Yes, but Senate approval for higher promotions is supposed to function as a check on the presidents' military powers. I'm by no means an expert, but I think the idea is that having the Senate vote to approve or deny promotions of a certain level or above keeps the president from installing a bunch of loyal followers to key positions and then dissolving the other branches of government through threat or use of his new personal military force.

It sounds like a fuel explosion was caused by a fire that started across the street and spread.

This reminds me of the internet discussions around Avatar: The Last Airbender years back and whether it counted as anime or not.

To piggyback on this, I used to play Counter-Strike 1.5 (and later 1.6) a lot. There were servers that ran scripts to automatically chuck people into the air and deal them damage (often called a slap) if they didn't change coordinates on the map for too long. Some would just auto-kick players for doing so. The anti-camper hate was common.

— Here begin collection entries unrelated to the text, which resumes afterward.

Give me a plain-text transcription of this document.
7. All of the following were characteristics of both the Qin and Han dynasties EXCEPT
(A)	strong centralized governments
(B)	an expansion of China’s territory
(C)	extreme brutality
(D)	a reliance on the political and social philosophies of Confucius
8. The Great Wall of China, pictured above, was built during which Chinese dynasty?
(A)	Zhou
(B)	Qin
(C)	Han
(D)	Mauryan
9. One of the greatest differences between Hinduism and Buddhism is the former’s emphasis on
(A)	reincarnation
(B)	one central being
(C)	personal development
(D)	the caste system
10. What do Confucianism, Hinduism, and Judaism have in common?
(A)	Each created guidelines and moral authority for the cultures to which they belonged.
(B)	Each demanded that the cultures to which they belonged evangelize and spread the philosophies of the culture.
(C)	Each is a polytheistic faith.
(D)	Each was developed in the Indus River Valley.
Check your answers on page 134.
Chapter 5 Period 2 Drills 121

The server I frequented was far more lenient, but camping that prolonged the round(since dead players could only watch, and the rounds were 5 minutes long to make walking and crouching more viable) was generally frowned upon if they weren't outnumbered or defending an objective.

[–] TotesIllegit@pathfinder.social 1 points 1 year ago (1 children)

Fair, but from back when I played a ton on my 360, a large number of a games' achievements were progression-based, sometimes entirely. That being said, tracking optional challenges within the save game itself can also be helpful in some instances.

For example, if there are challenges that require you to not use special weapons at all, and then you violate the challenge requirements, it could be grayed out to signify that the player locked themselves out of anything related to completing that challenge in that playthrough.

Resident Evil 4: Remake already does this to a degree, though my thought is that it would be most helpful in long rpgs, where it may not be clear after loading where you are in story or what you have and haven't done if the save hadn't been touched in months.